The Polio ‘Endgame’
Strategic vision for lasting polio-free world published in New England Journal of Medicine.
16 June – Progress achieved over the past 12 months, since the launch of the Global Polio Eradication Initiative (GPEI) Strategic Plan 2010-2012, shows that interruption of wild poliovirus (WPV) transmission globally is a realistic goal in the near term. And while substantial challenges remain, preparation for the polio ‘endgame’ has to be intensified, to ensure that a lasting polio-free world can be realized for the post-eradication era.
This week, the New England Journal of Medicine has published a vision for the post-eradication era. Authored by Bruce Aylward, World Health Organization Assistant Director-General and Tachi Yamada, President of the Global Health Program at the Bill & Melinda Gates Foundation, the article is entitled ‘The Polio Endgame’ and outlines the strategic direction the GPEI is taking to prepare for the management of post-eradication risks.
“Preventing new polio outbreaks in a ‘post-eradication era’ will require more than bio-containment measures,” the article states. “It will eventually require stopping routine immunization with oral polio vaccine (OPV) and eliminating vaccine-derived polioviruses (VDPVs).” Since 1999, increasing scientific data demonstrate that eradicating all polio diseases will require the eventual cessation of OPV in routine immunization programmes; otherwise the continued routine reintroduction of the attenuated polioviruses of OPV into a polio-free world will result in polio cases due to vaccine-associated paralytic polio (VAPP), and could generate new polio outbreaks due to circulating cVDPVs.

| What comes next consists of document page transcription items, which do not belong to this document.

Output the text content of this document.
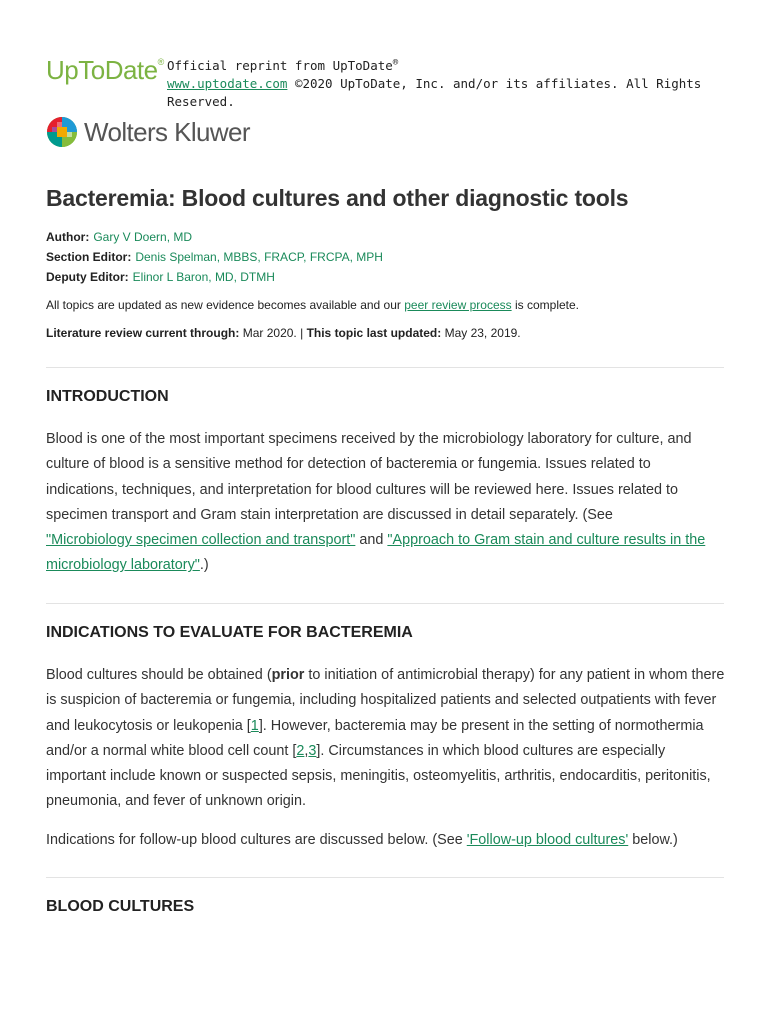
UpToDate® Official reprint from UpToDate®
www.uptodate.com ©2020 UpToDate, Inc. and/or its affiliates. All Rights Reserved.
Wolters Kluwer
Bacteremia: Blood cultures and other diagnostic tools
Author: Gary V Doern, MD
Section Editor: Denis Spelman, MBBS, FRACP, FRCPA, MPH
Deputy Editor: Elinor L Baron, MD, DTMH
All topics are updated as new evidence becomes available and our peer review process is complete.
Literature review current through: Mar 2020. | This topic last updated: May 23, 2019.
INTRODUCTION

Blood is one of the most important specimens received by the microbiology laboratory for culture, and culture of blood is a sensitive method for detection of bacteremia or fungemia. Issues related to indications, techniques, and interpretation for blood cultures will be reviewed here. Issues related to specimen transport and Gram stain interpretation are discussed in detail separately. (See
"Microbiology specimen collection and transport" and "Approach to Gram stain and culture results in the microbiology laboratory".)

INDICATIONS TO EVALUATE FOR BACTEREMIA

Blood cultures should be obtained (prior to initiation of antimicrobial therapy) for any patient in whom there is suspicion of bacteremia or fungemia, including hospitalized patients and selected outpatients with fever and leukocytosis or leukopenia [1]. However, bacteremia may be present in the setting of normothermia and/or a normal white blood cell count [2,3]. Circumstances in which blood cultures are especially important include known or suspected sepsis, meningitis, osteomyelitis, arthritis, endocarditis, peritonitis, pneumonia, and fever of unknown origin.

Indications for follow-up blood cultures are discussed below. (See 'Follow-up blood cultures' below.)

BLOOD CULTURES
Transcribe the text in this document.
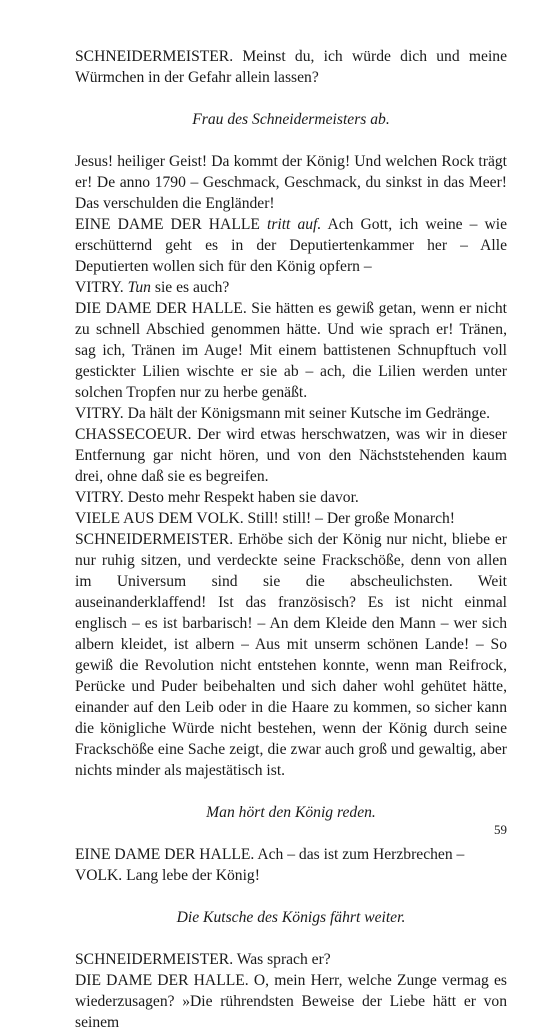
SCHNEIDERMEISTER. Meinst du, ich würde dich und meine Würmchen in der Gefahr allein lassen?

Frau des Schneidermeisters ab.

Jesus! heiliger Geist! Da kommt der König! Und welchen Rock trägt er! De anno 1790 – Geschmack, Geschmack, du sinkst in das Meer! Das verschulden die Engländer!

EINE DAME DER HALLE tritt auf. Ach Gott, ich weine – wie erschütternd geht es in der Deputiertenkammer her – Alle Deputierten wollen sich für den König opfern –

VITRY. Tun sie es auch?

DIE DAME DER HALLE. Sie hätten es gewiß getan, wenn er nicht zu schnell Abschied genommen hätte. Und wie sprach er! Tränen, sag ich, Tränen im Auge! Mit einem battistenen Schnupftuch voll gestickter Lilien wischte er sie ab – ach, die Lilien werden unter solchen Tropfen nur zu herbe genäßt.

VITRY. Da hält der Königsmann mit seiner Kutsche im Gedränge.

CHASSECOEUR. Der wird etwas herschwatzen, was wir in dieser Entfernung gar nicht hören, und von den Nächststehenden kaum drei, ohne daß sie es begreifen.

VITRY. Desto mehr Respekt haben sie davor.

VIELE AUS DEM VOLK. Still! still! – Der große Monarch!

SCHNEIDERMEISTER. Erhöbe sich der König nur nicht, bliebe er nur ruhig sitzen, und verdeckte seine Frackschöße, denn von allen im Universum sind sie die abscheulichsten. Weit auseinanderklaffend! Ist das französisch? Es ist nicht einmal englisch – es ist barbarisch! – An dem Kleide den Mann – wer sich albern kleidet, ist albern – Aus mit unserm schönen Lande! – So gewiß die Revolution nicht entstehen konnte, wenn man Reifrock, Perücke und Puder beibehalten und sich daher wohl gehütet hätte, einander auf den Leib oder in die Haare zu kommen, so sicher kann die königliche Würde nicht bestehen, wenn der König durch seine Frackschöße eine Sache zeigt, die zwar auch groß und gewaltig, aber nichts minder als majestätisch ist.

Man hört den König reden.

EINE DAME DER HALLE. Ach – das ist zum Herzbrechen –

VOLK. Lang lebe der König!

Die Kutsche des Königs fährt weiter.

SCHNEIDERMEISTER. Was sprach er?

DIE DAME DER HALLE. O, mein Herr, welche Zunge vermag es wiederzusagen? »Die rührendsten Beweise der Liebe hätt er von seinem

59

Stopping routine immunization with OPV globally after WPVs have been eradicated will eliminate VAPP immediately and halt the generation of new circulating VDPVs. And crucially, tools are already being put in place to effectively manage the critical transition period following synchronized OPV cessation, to when any residual VDPVs (from prior to OPV cessation) have been eliminated. These tools include monovalent OPVs for each poliovirus serotype, low-cost solutions that enable low income countries to use inactivated polio vaccine (IPV) for routine immunization if needed, and antivirals.
Individually, none of these tools are perfect, requiring their coordinated use to effectively manage post-eradication risks and enable a safe cessation of OPV in routine immunization programmes. The GPEI is currently developing a new, updated ‘Roadmap for cVDPV Elimination’ that will consolidate new information on post-eradication risks and tools into the emerging strategy and timeline for post-eradication risk management. This roadmap will be regularly updated, as new information becomes available and new policies are completed, to keep policy makers at the global, regional and country levels abreast of major developments in this area.